Vis Archipelago: The Beauty That Amazed UNESCO
Parts of the Vis archipelago, especially those around Jabuka and Brusnik islets, as well as the interior of the Island of Vis, were formed by volcanic rocks 220 million years ago, which makes them the oldest in the Adriatic
Croatia just got another geopark. In April, UNESCO named eleven new geoparks, including the Vis Archipelago, to become part of the world’s geopark network. The first and until currently the only geopark in Croatia was Papuk Nature Park, but since the area of the island of Vis and its islets – Biševo, Sveti Andrija, Brusnik, Jabuka and Palagruža – forms a unique geographic area with localities and landscapes of international geological significance, the archipelago was awarded the same status, with the purpose of protecting it, educating and promoting sustainable development.
The Vis Archipelago is, geologically speaking, a very attractive area comprising rock formations that have an interesting geological origin. Parts of the archipelago, especially those around Jabuka and Brusnik islets, as well as the interior of the Island of Vis, were formed by volcanic rocks 220 million years ago, which makes them the oldest in the Adriatic, and very different than other Adriatic islands that were formed by sedimentary rocks.
The archipelago shoreline is filled with geomorphological phenomena – flooded and semi-flooded sea caves formed by the action of deep water waves on the limestone structure. The longest semi-flooded sea cave on the Adriatic is the Monk Seal Cave on the island of Biševo, and the most visited one is the Blue Cave. Geomorphological monuments of nature of the Vis Archipelago include the volcanic islets of Jabuka and Brusnik, Stiniva Cove and the Green Cave on the islet of Ravnik. Jabuka is located 30 miles off the coast of Komiža and it was formed by igneous rocks.
Sailing through this maritime zone can be dangerous because magnetite from the rocks can interfere with the compass, and anchoring is difficult because the island has no bays and the underwater is deep. Still, the endemic black lizards and some endemic plant species have found their homes here. The islet of Brusnik is located a little closer to Komiža, and it was also formed by igneous rocks, but what makes the islet special is its distinctly extra-terrestrial appearance.

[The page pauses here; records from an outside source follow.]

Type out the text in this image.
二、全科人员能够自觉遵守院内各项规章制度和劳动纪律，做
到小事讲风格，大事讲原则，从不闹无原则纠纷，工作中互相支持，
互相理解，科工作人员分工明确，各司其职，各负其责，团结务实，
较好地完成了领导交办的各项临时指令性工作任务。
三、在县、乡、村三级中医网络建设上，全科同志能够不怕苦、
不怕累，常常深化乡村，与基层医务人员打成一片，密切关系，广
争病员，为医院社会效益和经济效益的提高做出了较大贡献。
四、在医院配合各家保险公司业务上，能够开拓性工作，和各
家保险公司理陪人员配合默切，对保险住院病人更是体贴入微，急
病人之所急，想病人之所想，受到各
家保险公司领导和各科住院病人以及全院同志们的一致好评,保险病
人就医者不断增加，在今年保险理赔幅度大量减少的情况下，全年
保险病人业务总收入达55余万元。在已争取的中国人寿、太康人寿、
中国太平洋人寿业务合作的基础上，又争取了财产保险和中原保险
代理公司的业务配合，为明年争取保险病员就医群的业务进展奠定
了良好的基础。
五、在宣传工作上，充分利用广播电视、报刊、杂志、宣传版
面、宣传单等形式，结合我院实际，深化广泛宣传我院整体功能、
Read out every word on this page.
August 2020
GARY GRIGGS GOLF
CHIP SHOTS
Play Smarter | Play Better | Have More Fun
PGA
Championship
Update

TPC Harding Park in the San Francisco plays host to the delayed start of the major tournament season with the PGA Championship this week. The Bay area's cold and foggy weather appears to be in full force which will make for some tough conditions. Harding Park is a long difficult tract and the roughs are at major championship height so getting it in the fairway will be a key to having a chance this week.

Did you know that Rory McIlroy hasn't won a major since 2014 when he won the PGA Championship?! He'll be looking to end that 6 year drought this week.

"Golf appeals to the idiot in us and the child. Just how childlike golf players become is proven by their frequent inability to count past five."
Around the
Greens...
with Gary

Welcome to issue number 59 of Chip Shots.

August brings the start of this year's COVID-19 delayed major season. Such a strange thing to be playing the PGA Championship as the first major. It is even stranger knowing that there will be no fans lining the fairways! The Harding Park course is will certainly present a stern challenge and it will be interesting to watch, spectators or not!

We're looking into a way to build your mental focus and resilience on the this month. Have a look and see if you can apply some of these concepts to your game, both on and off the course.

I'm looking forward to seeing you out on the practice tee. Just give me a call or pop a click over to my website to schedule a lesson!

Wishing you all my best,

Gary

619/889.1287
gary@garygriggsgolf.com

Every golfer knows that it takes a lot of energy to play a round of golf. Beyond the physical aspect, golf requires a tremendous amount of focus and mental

The Brusnik shore is made up of different-sized grey pebbles, and in the middle of the island there is a groove filled with seawater that the Komiža fishermen ‘turned’ into pools in which they keep lobsters that they caught. The islet of Kavalina is hidden in the Brusnik sea bed, while the underwater islands of Gatula, Sika od Trešjovca and Tara can be found off the coast of Biševo.
Apart from being considered by many as the most beautiful Croatian beach, Stiniva is a narrow cove on Vis, surrounded by rocky cliffs, which makes it protected significant landscape, as well as the islet of Ravnik, where the beautiful Green Cave can be found. The light penetrates the cave through the central part and reflects, so it seems to be coming from the bottom of the sea. The Komiža Bay is interesting because it was formed as a result of the breakthrough of diapir from the deep sea, and it is still visible on some beaches in the Komiža Bay.
Numerous caves and coves in the north-eastern part of Vis are actually large deposits of aeolian sand formed during the Ice Age, when most of the present-day Adriatic was a plain. As the farthest island of the archipelago, Palagruža is particularly interesting because it is a place where a unique mineral – pelagozit – was found and identified for the first time. The Vis Archipelago is one of the last ten paradise oases in the Mediterranean, and together with the islands of Mljet and Lastovo it forms the Adriatic Blue Corridor – the area with the largest level of biodiversity in the Adriatic.
It is home to a total of 126 types of birds, some of the most notable ones being open-space species such as Eleonora’s falcon, Scopoli’s shearwater and Yelkouan shearwater, as well as the strictly protected common bottlenose dolphin. In order to preserve the flora and the fauna and terrestrial habitats, the entire land area of the Vis Archipelago, as well as the submarine area around Vis and all its islands, islets and rocks, was made part of the Natura 2000 ecological network. So let’s do our best to protect this pelagian maritime zone so that its beauty can be enjoyed by generations to come!